| Copyright | (C) 2015-16 Matthias Herrmann |
|---|---|
| License | GPL-3 |
| Maintainer | matthias.mh.herrmann@gmail.com |
| Safe Haskell | None |
| Language | Haskell2010 |
Network.ScrapeChanges
Description
Main module, reexports everything you need to use "scrape-changes". Full working example:
{-# LANGUAGE OverloadedStrings #-}
import Data.ByteString (isInfixOf)
import Data.ByteString.Lazy (ByteString, toStrict)

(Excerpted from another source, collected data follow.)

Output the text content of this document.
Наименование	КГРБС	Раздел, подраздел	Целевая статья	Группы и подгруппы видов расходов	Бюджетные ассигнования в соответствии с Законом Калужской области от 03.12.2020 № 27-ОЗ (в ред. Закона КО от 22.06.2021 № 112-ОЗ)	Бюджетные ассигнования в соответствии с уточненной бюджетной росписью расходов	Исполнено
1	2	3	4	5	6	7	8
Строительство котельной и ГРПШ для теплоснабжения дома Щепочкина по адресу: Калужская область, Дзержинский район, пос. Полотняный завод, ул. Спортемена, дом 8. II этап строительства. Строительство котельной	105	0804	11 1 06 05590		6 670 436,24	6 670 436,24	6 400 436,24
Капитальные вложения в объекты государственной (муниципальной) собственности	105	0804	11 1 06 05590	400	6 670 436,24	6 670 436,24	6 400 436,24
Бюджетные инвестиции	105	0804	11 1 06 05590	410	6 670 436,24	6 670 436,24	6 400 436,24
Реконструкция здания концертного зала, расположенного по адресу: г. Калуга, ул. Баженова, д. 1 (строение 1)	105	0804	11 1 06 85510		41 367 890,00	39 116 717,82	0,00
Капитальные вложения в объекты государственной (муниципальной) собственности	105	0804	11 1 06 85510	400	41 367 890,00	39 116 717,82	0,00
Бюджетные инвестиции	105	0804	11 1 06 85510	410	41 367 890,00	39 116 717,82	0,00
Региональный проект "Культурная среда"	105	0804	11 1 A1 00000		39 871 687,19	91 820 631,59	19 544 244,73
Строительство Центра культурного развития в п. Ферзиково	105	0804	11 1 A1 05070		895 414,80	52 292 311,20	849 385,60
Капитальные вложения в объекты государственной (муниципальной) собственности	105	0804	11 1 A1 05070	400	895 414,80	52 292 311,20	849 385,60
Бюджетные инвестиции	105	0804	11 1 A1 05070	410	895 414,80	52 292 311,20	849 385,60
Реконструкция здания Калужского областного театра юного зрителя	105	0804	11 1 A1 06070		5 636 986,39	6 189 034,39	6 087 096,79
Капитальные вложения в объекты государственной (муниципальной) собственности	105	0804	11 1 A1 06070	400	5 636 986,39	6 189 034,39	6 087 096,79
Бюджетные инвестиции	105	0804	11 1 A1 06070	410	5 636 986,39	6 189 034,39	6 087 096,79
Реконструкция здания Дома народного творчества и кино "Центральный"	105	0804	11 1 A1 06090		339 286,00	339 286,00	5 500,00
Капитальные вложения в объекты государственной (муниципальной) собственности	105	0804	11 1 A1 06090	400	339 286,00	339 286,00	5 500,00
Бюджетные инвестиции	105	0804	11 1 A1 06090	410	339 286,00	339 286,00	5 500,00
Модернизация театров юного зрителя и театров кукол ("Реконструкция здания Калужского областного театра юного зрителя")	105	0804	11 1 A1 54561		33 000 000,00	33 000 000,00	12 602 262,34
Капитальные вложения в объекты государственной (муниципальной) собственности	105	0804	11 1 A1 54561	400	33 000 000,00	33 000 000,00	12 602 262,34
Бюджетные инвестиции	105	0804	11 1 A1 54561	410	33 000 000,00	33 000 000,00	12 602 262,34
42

import Data.Text.Lazy.Encoding (decodeUtf8With)
import Data.Foldable (find)
import Data.Maybe (fromMaybe)
import Text.HTML.TagSoup (Tag(..), (~==), (~/=), parseTags, fromAttrib)
import Data.List.NonEmpty (NonEmpty ((:|)))
import qualified System.Log.Logger as Logger
import qualified System.Log.Handler.Syslog as Syslog
import Data.Monoid ((<>))
import Control.Monad (forever)
import Network.ScrapeChanges
main :: IO ()
main = do
_ <- configureLogging
_ <- (Logger.errorM thisLogger . show) either id $ scrapeChangesJobs
putStrLn "scrape-changes examples executable. Just look at the example source code."
-- |Simplest way to block the main thread forever. Good enough for the use cases of 'scrape-changes'
_ <- forever getLine
-- |Will never be executed in this case
clearAllScrapeConfigs
-- |Google logo scrape function using the tagsoup library
scrapeGoogleLogo :: ByteString -> Text
scrapeGoogleLogo byteString =
let tags = parseTags byteString
divWithBackgroundUrl = find (~/= TagClose ("div" :: ByteString)) $
dropWhile (not . isDivWithBackgroundUrl) tags
resultMaybe = decodeUtf8Lenient . styleAttribContent $ divWithBackgroundUrl
in fromMaybe "" resultMaybe
where decodeUtf8Lenient = decodeUtf8With $ const . const . Just $ ?
isDivWithBackgroundUrl t =
let containsBackgroundUrl = isInfixOf "background:url" . toStrict
in t ~== TagOpen ("div" :: ByteString) [] && containsBackgroundUrl (styleAttribContent t)
styleAttribContent = fromAttrib "style"
scrapeChangesJobs :: Either [(Url, [ValidationError])] (IO ())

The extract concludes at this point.